Ulfelder follows Purgatory Chasm with another thriller featuring Conway Sax, sober bad boy who belongs to the “Barnburners,” an “after-meeting” AA group pledged to support each other whenever a member asks for help, no matter the problem. Sax slid along the edge in Purgatory Chasm, and though he’s secure in his commitment to sobriety, some of his actions in this novel tread perilously close to his old ways. A mechanic opening a new business, Conway has settled into domestic bliss with Charlene Bollinger and her two daughters, life running smoothly.
Everything is as it should be until Savannah Kane comes to town, awakening memories of an old love affair, an addictive rush of sex and risk. Last time Conway helped her disappear; now, a few years later, she has come with another request. From the same “after the meeting” AA group, Savvy wants Conway to accompany her to a meet-and-greet with Bert Saginaw, another of her ex-lovers. Bert is currently running for office in the upcoming Massachusetts gubernatorial race, second on the ticket as Lieutenant-Governor. Saginaw is being blackmailed in an attempt to derail his political ambitions and sorely needs Conway’s help, according to Savannah. Since Savvy is a “Barnburner,” Sax is in: “Bert Saginaw has a little John Edwards problem. And I’m Reille Hunter.”
Before long, paradise begins to show signs of wear, Sax in trouble with a suspicious Charlene and slacking on the job, in over his head with the seductive Savvy and her politically compromised boyfriend. When Savannah Kane is found murdered, Conway knows in his heart that he won’t quit until he finds her killer and makes him pay. Thus begins a cat-and-mouse game of blackmailers, killers, scheming politicians and assorted other interests, the campaign a hotbed of rivalry and betrayal that astounds even the world-weary Sax. When another dead body turns up, it’s clear that someone is ruthless enough to kill to get what he wants.

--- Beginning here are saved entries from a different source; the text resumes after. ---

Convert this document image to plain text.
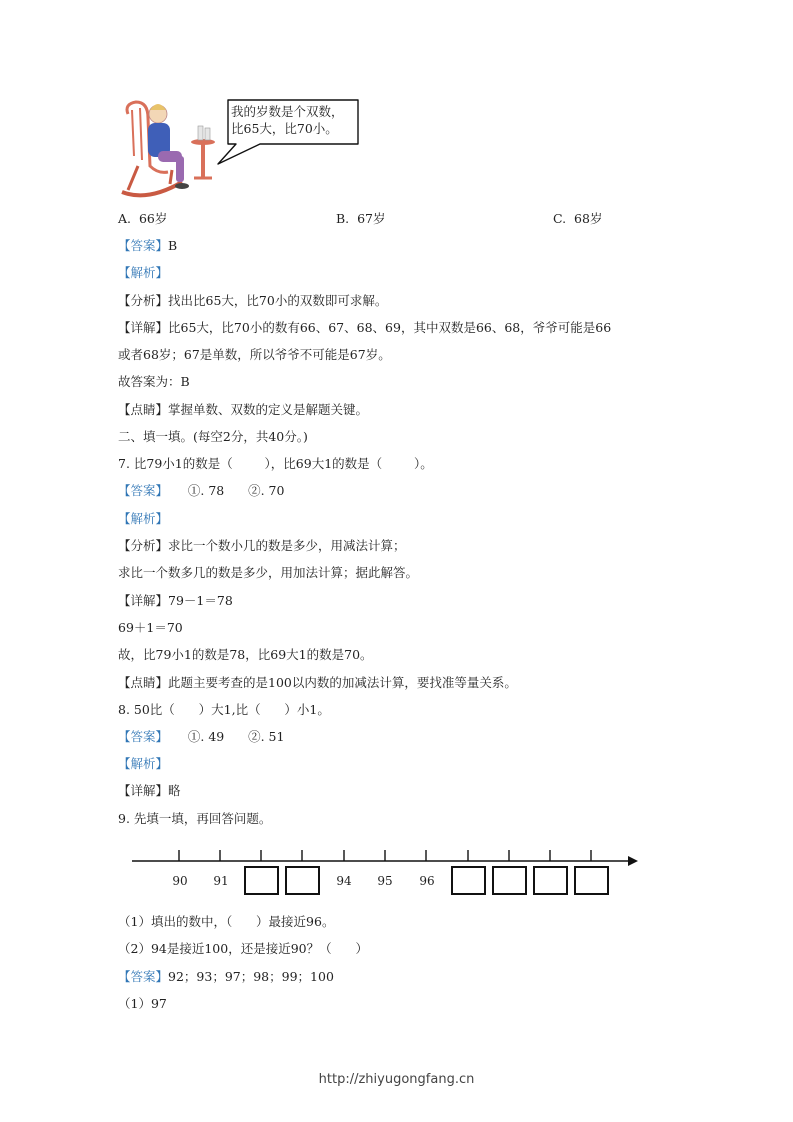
我的岁数是个双数，
比65大，比70小。
A.  66岁	B.  67岁	C.  68岁
【答案】B
【解析】
【分析】找出比65大，比70小的双数即可求解。
【详解】比65大，比70小的数有66、67、68、69，其中双数是66、68，爷爷可能是66
或者68岁；67是单数，所以爷爷不可能是67岁。
故答案为：B
【点睛】掌握单数、双数的定义是解题关键。
二、填一填。(每空2分，共40分。)
7. 比79小1的数是（        ），比69大1的数是（        ）。
【答案】     ①. 78      ②. 70
【解析】
【分析】求比一个数小几的数是多少，用减法计算；
求比一个数多几的数是多少，用加法计算；据此解答。
【详解】79－1＝78
69＋1＝70
故，比79小1的数是78，比69大1的数是70。
【点睛】此题主要考查的是100以内数的加减法计算，要找准等量关系。
8. 50比（      ）大1,比（      ）小1。
【答案】     ①. 49      ②. 51
【解析】
【详解】略
9. 先填一填，再回答问题。
90	91	94	95	96
（1）填出的数中，（      ）最接近96。
（2）94是接近100，还是接近90？（      ）
【答案】92；93；97；98；99；100
（1）97
http://zhiyugongfang.cn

In a series of feints and counter-feints, Conway snoops through Saginaw’s activities, background, family and current state of financial affairs, turning up more potential problems that he has anticipated. Between car chases and confrontations, Sax runs full speed ahead, savoring the adrenaline rush he remembers from his drinking days and dancing perilously close to the edge of his hard-won sobriety. This isn’t a guy who takes direction well, hard-nosing his way into the secrets of those who would rather hide them and eventually watching more than one career go up in flames. Fast-paced and hard-hitting, Ulfelder knows this territory well, pushing the limits and pulling back just in time. Sax might even escape intact and still sober this time, his debt to Savannah paid in full.